1985 Nunawading Province state by-election

Province of Nunawading in the Victorian Legislative Council
|  | First party | Second party |
| Candidate | Rosemary Varty | Bob Ives |
| Party | Liberal | Labor |
| Primary vote | 51,006 | 40,578 |
| Percentage | 49.2% | 39.2% |
| Swing | +3.1 | −6.6 |
| MLC before election Vacant | Elected MLC Rosemary Varty Liberal |

= 1985 Nunawading Province state by-election =

The 1985 Nunawading Province by-election was held on 17 August 1985 to elect the member for Nunawading Province in the Victorian Legislative Council. It was ordered by the Court of Disputed Returns after the 1985 Victorian state election had resulted in a tie between the top two candidates, and the Chief Electoral Officer drew a name at random. The Chief Electoral Officer drew the name of the ALP candidate Bob Ives. After the Court ordered a new election, the outcome was that the Liberal candidate Rosemary Varty was returned.

==Background==
In 1985, the Legislative Council consisted of 44 members. They were elected for 8-year terms from 22 two-member provinces. Half of the Council retired every four years, so each election elected one member in each province.
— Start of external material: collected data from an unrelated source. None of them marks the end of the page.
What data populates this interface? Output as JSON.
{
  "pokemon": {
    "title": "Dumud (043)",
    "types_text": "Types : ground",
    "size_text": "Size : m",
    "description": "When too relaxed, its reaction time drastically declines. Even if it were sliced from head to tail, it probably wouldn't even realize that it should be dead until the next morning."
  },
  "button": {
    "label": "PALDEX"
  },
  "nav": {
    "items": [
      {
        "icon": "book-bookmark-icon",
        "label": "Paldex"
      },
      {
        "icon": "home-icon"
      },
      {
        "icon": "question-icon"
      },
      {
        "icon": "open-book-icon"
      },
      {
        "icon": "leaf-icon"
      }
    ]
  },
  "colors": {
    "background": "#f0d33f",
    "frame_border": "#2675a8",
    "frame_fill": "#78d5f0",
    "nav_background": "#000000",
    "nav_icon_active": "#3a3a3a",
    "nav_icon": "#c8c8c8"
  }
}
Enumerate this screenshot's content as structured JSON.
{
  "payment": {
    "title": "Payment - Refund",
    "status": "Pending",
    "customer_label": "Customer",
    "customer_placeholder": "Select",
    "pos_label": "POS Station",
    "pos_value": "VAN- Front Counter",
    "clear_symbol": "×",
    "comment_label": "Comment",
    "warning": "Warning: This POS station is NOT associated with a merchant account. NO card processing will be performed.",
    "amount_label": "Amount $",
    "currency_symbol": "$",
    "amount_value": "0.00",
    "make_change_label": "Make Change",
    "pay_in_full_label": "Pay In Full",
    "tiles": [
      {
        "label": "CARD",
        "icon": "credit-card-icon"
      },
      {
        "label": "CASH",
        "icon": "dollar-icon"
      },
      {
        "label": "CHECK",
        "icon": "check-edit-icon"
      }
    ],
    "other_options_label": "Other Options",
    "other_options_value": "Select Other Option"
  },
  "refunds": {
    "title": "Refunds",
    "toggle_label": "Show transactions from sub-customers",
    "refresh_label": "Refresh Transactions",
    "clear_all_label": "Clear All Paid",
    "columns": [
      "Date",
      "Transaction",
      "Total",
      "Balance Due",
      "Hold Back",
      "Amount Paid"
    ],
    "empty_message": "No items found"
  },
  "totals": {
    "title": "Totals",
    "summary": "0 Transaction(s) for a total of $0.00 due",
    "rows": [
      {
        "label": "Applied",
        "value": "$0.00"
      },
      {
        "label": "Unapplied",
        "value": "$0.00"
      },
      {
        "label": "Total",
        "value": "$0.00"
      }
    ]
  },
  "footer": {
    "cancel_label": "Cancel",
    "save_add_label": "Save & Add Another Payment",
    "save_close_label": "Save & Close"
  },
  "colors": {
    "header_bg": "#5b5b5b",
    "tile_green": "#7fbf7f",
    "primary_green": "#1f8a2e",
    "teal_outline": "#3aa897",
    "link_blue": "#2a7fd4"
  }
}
The Nunawading Province consisted of the Victorian Legislative Assembly seats of Box Hill, Mitcham, Ringwood and Warrandyte. Lawrence Alexander McArthur was the continuing member for Nunawading Province.

In the 1985 general election held on 2 March 1985, the vote ended with a dead heat after distribution of preferences from the Australian Democrats candidate. The Labor candidate Bob Ives and the Liberal candidate Rosemary Varty received 54,821 votes each. The returning officer, Kathleen Leonard, was required by law to make a casting vote, which she did by drawing a name from a ballot box. The name drawn was Bob Ives and he was declared elected. The Age described the result as "the most sensational electoral finish in memory". Electing Ives to the Legislative Council would give the ALP control of the house, however the Court of Disputed Returns voided the result before he could take his seat.

Varty disputed the result in the Court of Disputed Returns. The court (Mr Justice Starke) found that there had been errors and omissions made by electoral officers, and these had not been found not to affect the result (i.e., they could have affected the outcome), and declared the election absolutely void on 25 July 1985. Forty-four votes had been incorrectly excluded from the count.

The court ordered a by-election which was won convincingly by Liberal candidate Rosemary Varty.

==Controversy==
On the day of the by-election, the Nuclear Disarmament Party how-to-vote cards only showed a 1 in the box for their candidate, and encouraged voters to allocate their own preferences. Members of the Labor Party were accused of orchestrating that there were other "How to vote for Nuclear Disarmament" flyers distributed that showed a full set of preferences, with NDP first and Labor 2nd.

==Results==

1985 Nunawading Province state by-election
| Party |  | Candidate | Votes | % | ±% |
|  | Liberal | Rosemary Varty | 51,006 | 49.2 | +3.1 |
|  | Labor | Bob Ives | 40,578 | 39.2 | −6.6 |
|  | Democrats | Michael Nardella | 4,760 | 4.6 | −3.5 |
|  | Call to Australia | William Watson | 2,682 | 2.6 | +2.6 |
|  | Nuclear Disarmament | Jennifer Cotterell | 2,530 | 2.4 | +2.4 |
|  | Democratic Labor | Peter Ferwerda | 1,361 | 1.3 | +1.3 |
|  | Independent | Basil Smith | 438 | 0.4 | +0.4 |
|  | Independent | Brian Lumsden | 204 | 0.2 | +0.2 |
|  | Independent | Wilhelm Kapphan | 75 | 0.1 | +0.1 |
| Total formal votes |  |  | 103,634 | 98.1 | +0.4 |
| Informal votes |  |  | 2,055 | 1.9 | −0.4 |
| Turnout |  |  | 105,689 |  |  |
After distribution of preferences
|  | Liberal | Rosemary Varty | 52,086 | 50.3 |  |
|  | Labor | Bob Ives | 40,818 | 39.4 |  |
|  | Democrats | Michael Nardella | 4,947 | 4.8 |  |
|  | Call to Australia | William Watson | 3,120 | 3.0 |  |
|  | Nuclear Disarmament | Jennifer Cotterell | 2,649 | 2.6 |  |
|  | Liberal gain from Labor |  | Swing | N/A |  |

- A full distribution of preferences was not carried out, as Varty recorded a majority after the fifth count.